Youssef Chahed fait part de son étonnement face à une abstention record lors de ces dernières élections municipales et pour en comprendre les raisons, il a décidé de lancer une enquête qui concerne 10000 jeunes. Si la situation n’était pas aussi dramatique, cela donnerait presque à sourire.
Par où commencer pour expliquer le dos tourné des jeunes à ces élections? La corruption enracinée pour au moins deux ou trois décennies qui a sclérosé la société, le chômage endémique des jeunes et plus particulièrement des jeunes diplômés qui décident de s’expatrier, la précarité qui s’est invitée dans le quotidien de bon nombre de nos compatriotes, les inégalités persistantes, une classe politique qui s’enrichit sur le dos des administrés que nous sommes, l’hôpital public devenu l’antichambre de la mort pour les malades qui n’ont pas les moyens de s’offrir les services des cliniques privées. Bref la liste est longue et même très longue.

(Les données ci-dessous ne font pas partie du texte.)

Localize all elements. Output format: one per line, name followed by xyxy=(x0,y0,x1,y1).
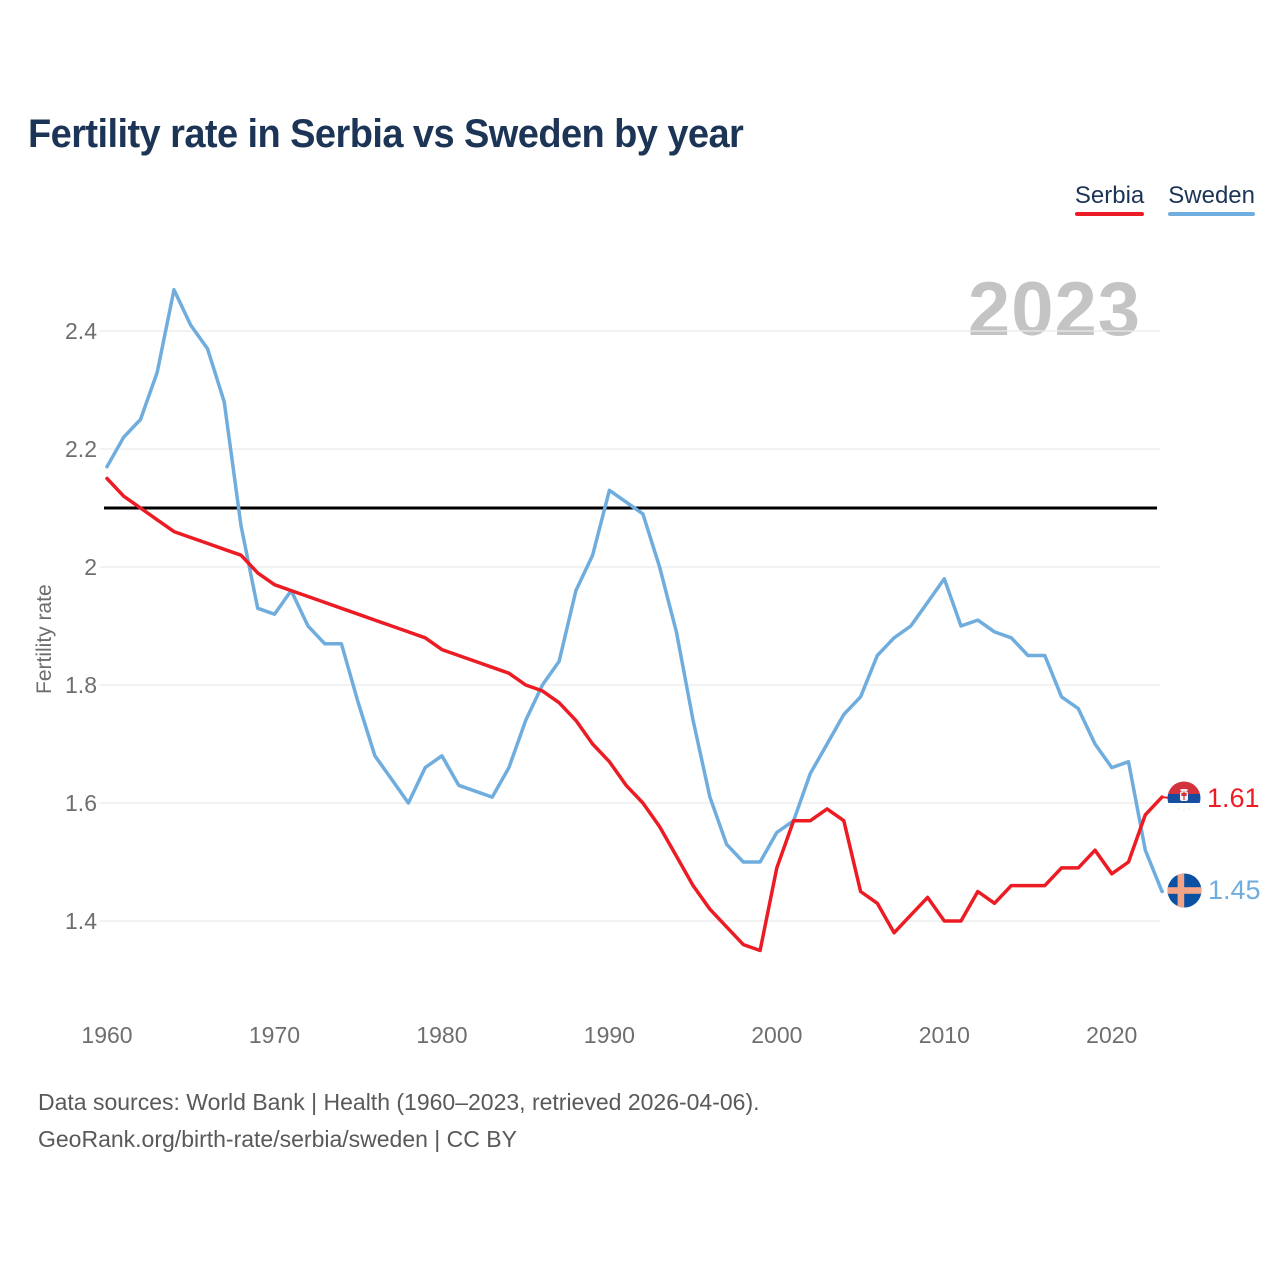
sweden-line xyxy=(105,287,1164,894)
legend-label-sweden: Sweden xyxy=(1168,182,1255,209)
y-tick-label: 1.6 xyxy=(65,790,97,816)
x-tick-label: 2000 xyxy=(751,1022,802,1048)
y-axis-label: Fertility rate xyxy=(33,584,56,694)
page-title: Fertility rate in Serbia vs Sweden by ye… xyxy=(28,112,744,156)
footer: Data sources: World Bank | Health (1960–… xyxy=(38,1084,760,1158)
x-tick-label: 2010 xyxy=(919,1022,970,1048)
legend: Serbia Sweden xyxy=(1074,182,1255,216)
x-tick-label: 1970 xyxy=(249,1022,300,1048)
x-tick-label: 1990 xyxy=(584,1022,635,1048)
sweden-end-label: 1.45 xyxy=(1167,873,1261,908)
x-tick-label: 2020 xyxy=(1086,1022,1137,1048)
y-tick-label: 2.2 xyxy=(65,436,97,462)
legend-color-bar-serbia xyxy=(1074,212,1145,216)
y-tick-label: 1.8 xyxy=(65,672,97,698)
sweden-leader-line xyxy=(1161,889,1173,893)
serbia-line xyxy=(105,476,1164,953)
x-tick-label: 1960 xyxy=(81,1022,132,1048)
y-tick-label: 2 xyxy=(84,554,97,580)
footer-sources-line: Data sources: World Bank | Health (1960–… xyxy=(38,1089,760,1115)
sweden-flag-icon xyxy=(1167,873,1202,908)
sweden-end-value: 1.45 xyxy=(1208,875,1261,905)
legend-item-sweden[interactable]: Sweden xyxy=(1168,183,1255,216)
legend-item-serbia[interactable]: Serbia xyxy=(1074,182,1145,216)
y-tick-label: 2.4 xyxy=(65,318,97,344)
legend-label-serbia: Serbia xyxy=(1074,182,1145,209)
footer-url-line: GeoRank.org/birth-rate/serbia/sweden | C… xyxy=(38,1126,517,1152)
x-tick-label: 1980 xyxy=(416,1022,467,1048)
serbia-end-label: 1.61 xyxy=(1167,781,1260,815)
serbia-end-value: 1.61 xyxy=(1207,782,1260,813)
year-watermark: 2023 xyxy=(967,267,1141,352)
y-tick-label: 1.4 xyxy=(65,908,97,934)
legend-color-bar-sweden xyxy=(1168,212,1255,216)
serbia-flag-icon xyxy=(1167,781,1201,815)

Est-il donc nécessaire, au vu de ces anomalies plantées comme un décor permanent, de diligenter une enquête pour savoir pourquoi les jeunes ont boudé les élections municipales ? La réponse est bien évidemment non! Déployer des services de l’Etat pour réaliser un travail aussi inutile qu’onéreux et dont le résultat est déjà connu de tous sonne comme un non-sens. C’est la démonstration que ce gouvernement – comme les précédents – a totalement perdu le sens des réalités.
Les jeunes sont tournés vers l’Europe, qu’ils soient médecins, ingénieurs ou économistes et ambitionnent tous de rejoindre ce continent pour y construire leur vie. L’Europe n’est certes plus l’Eldorado qu’elle fut, mais permet encore de donner un sens à des mots comme avenir ou espoir, tandis que la Tunisie ne rime plus qu’avec résignation et défaite. Les dés sont jetés dès la naissance dans ce pays où tout se décide au piston, aux relations occultes et aux pots-de-vin. La Tunisie est arrivée à un point de non-retour qui ne permet plus raisonnablement d’espérer un changement dans l’intérêt supérieur de la patrie.
Par conséquent, relayer ce simulacre de scrutin au rang de non-événement s’inscrit dans une logique à la portée de tout esprit normalement constitué. La démission civique de cette jeunesse désabusée par tant de promesses non tenues sonne ainsi comme le clap de fin d’un psychodrame dont le perdant n’est autre que la nation et la haute idée que l’on s’en fait.